The justices put the case on a fast track today, ordering briefs by June 17 and final responses by June 18, acting state courts administrative director Judge Glenn Grant said in a statement. The move follows a lower appeals court decision yesterday that there’s no legal obstacle to holding the vote 20 days before the general election, when Christie’s on the ballot seeking a second term.
“They obviously think this is a matter of great public interest and they want to weigh in,” Peg Schaffer, chairwoman of the Somerset County Democratic Committee and the driving force behind the challenge to the special election, said in a phone interview.
Scheduling a separate vote for senator allows the Republican governor to avoid appearing on the ballot below a Senate race in which a popular Democrat such as Newark Mayor Cory Booker may be the candidate, drawing more Democratic voters. Christie holds a lead of more than 30 percentage points over the Democratic candidate, state Senator Barbara Buono, in recent opinion polls, and a large margin of victory may help his party pick up seats in the Legislature.
Schaffer filed an emergency challenge to the special election date on June 7 as a four-way battle for the Democratic nomination for Senate began. The contest took shape after Lautenberg, an 89-year-old Democrat, died June 3, and Christie called for a quick campaign to select a successor to fill out the remainder of his fifth term.
Ten state organizations supported the lawsuit claiming the timing of the elections will reduce turnout and unnecessarily cost the state about $12 million. Schaffer said after the ruling yesterday it’s questionable that there’s enough time to hold the two ballots, as by law voting machines must be impounded for 15 days after an election and five to eight days will be needed to deliver them to polling places.
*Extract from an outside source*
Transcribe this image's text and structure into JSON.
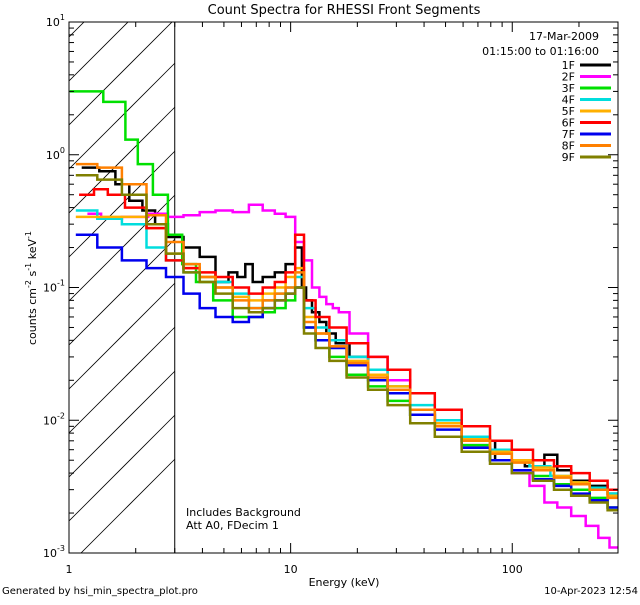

The court said yesterday there’s no evidence the schedule puts any greater burden on voters than participating in two more widely separated elections.
Christie spokesman Michael Drewniak in an e-mailed statement yesterday said the governor followed the law and ensured New Jersey voters would have a “voice and a choice” in choosing their next U.S. senator in both the primary and general election.
State Senator Barbara Buono, 59, Christie’s Democratic opponent, said yesterday the governor should be “fiscally responsible” and move the election to November.
“Regardless of the outcome of the court’s decision, holding an election on a Wednesday in October is a cynical decision by Governor Christie that will disenfranchise voters,” Buono said in a statement.
Christie appointed his attorney general, Jeffrey Chiesa, to temporarily fill Lautenberg’s seat.
U.S. Representative Frank Pallone and state Assembly Speaker Sheila Oliver joined Newark Mayor Cory Booker and U.S. Representative Rush Holt in filing papers to enter the Aug. 13 primary.
Booker, 44, already had already his run for Senate, as Lautenberg didn’t plan to seek re-election next year. The others clarified their intentions more recently.
In the Republican primary, former Bogota Mayor Steven Lonegan is facing Alieta Eck, a physician from Somerset.
Acting Attorney General John J. Hoffman urged the appeals court to reject the challenge, arguing that Christie had “broad discretionary authority” to call the election on a date of his choosing under both state and federal law.
The appellate court agreed, saying state law “cautions against review that would usurp decisions left to and made by the other branches of government.”
The case is Grillo v. Christie, A-4648-12T2, Superior Court of New Jersey, Appellate Division (Trenton).